Regardless of the fact that my parents are pretty anti gender norms, and encouraged both me and my brother to wear/play with what we wanted regardless of whether they were typically for girls or boys, the influence of the media, other children, school etc inevitably played a big role in forming my sense of myself as a female. And I’m not trans, so I have accepted and incorporated all of that into my identity - I identify as a woman, and that means that I present myself in a way that causes others to automatically recognise me as a woman - I wear women’s clothes, I have long hair, i walk and talk in a certain way
I find this so interesting. I tend to agree with you - but at the same time, I see what happened to me as violent gendering - as being forced to act in a particular way that does not reflect how I would like to act.
As an example - I was told to sit with my knees together from a very young age, whereas male friends could sit how they wanted. I learned to do this, and do it in public, but resent it, and in private, I womanspread as much as I fucking please. I don't in public because it would contravene gender norms and I'd be censured and/or invite unwanted sexual attention.

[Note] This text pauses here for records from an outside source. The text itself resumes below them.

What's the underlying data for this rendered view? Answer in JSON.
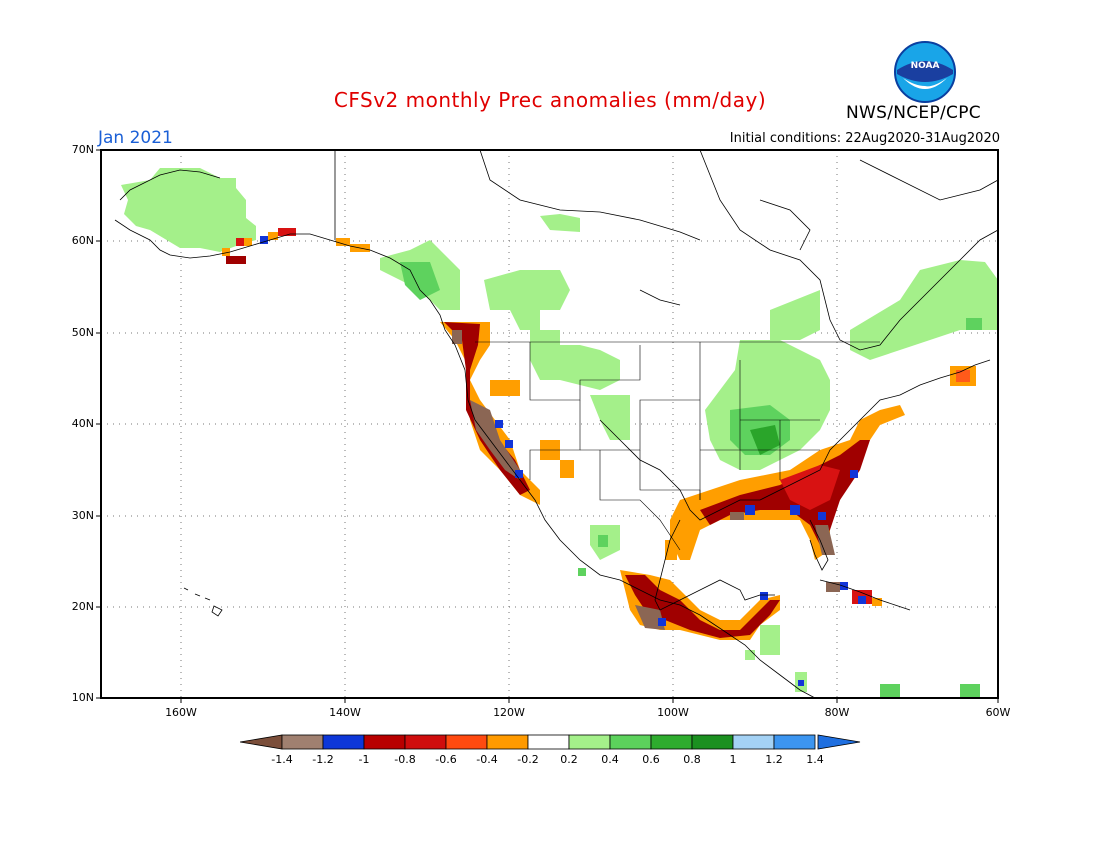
{
  "title": "CFSv2 monthly Prec anomalies (mm/day)",
  "month": "Jan 2021",
  "initial_conditions": "Initial conditions: 22Aug2020-31Aug2020",
  "agency": "NWS/NCEP/CPC",
  "logo_text": "NOAA",
  "lat_labels": [
    "70N",
    "60N",
    "50N",
    "40N",
    "30N",
    "20N",
    "10N"
  ],
  "lon_labels": [
    "160W",
    "140W",
    "120W",
    "100W",
    "80W",
    "60W"
  ],
  "colorbar": {
    "labels": [
      "-1.4",
      "-1.2",
      "-1",
      "-0.8",
      "-0.6",
      "-0.4",
      "-0.2",
      "0.2",
      "0.4",
      "0.6",
      "0.8",
      "1",
      "1.2",
      "1.4"
    ],
    "colors": [
      "#7b4e3a",
      "#a08070",
      "#0d37d8",
      "#b80000",
      "#cf0d0d",
      "#ff4a10",
      "#ff9a00",
      "#ffffff",
      "#a4f08a",
      "#5cd25c",
      "#2eac2e",
      "#1b9020",
      "#a4d2f5",
      "#3c95f0",
      "#1f6fe0"
    ]
  },
  "colors": {
    "brown": "#8b6654",
    "blue": "#1235d8",
    "darkred": "#a00000",
    "red": "#d81212",
    "orangered": "#ff5a1a",
    "orange": "#ff9e00",
    "lightgreen": "#a4f08a",
    "green": "#5ed25e",
    "darkgreen": "#2aa52a"
  }
}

I have no problems identifying as female because that's what I am. I am female and a woman, an adult human female - but that's different from my gender identity, which is (mostly) feminine and that is a patriarchal social construct that was imposed on me from without and which I (try to) reject.
That is why I am gender critical, whilst recognising the materiality and reality of biological sex. I also resented having periods and a female reproductive system, but that was reality, not anything I could do anything about, unlike gender, which, being social, can be changed and which both does (because it was imposed from without) and does not (because my preferred behaviours would be different) define who I am.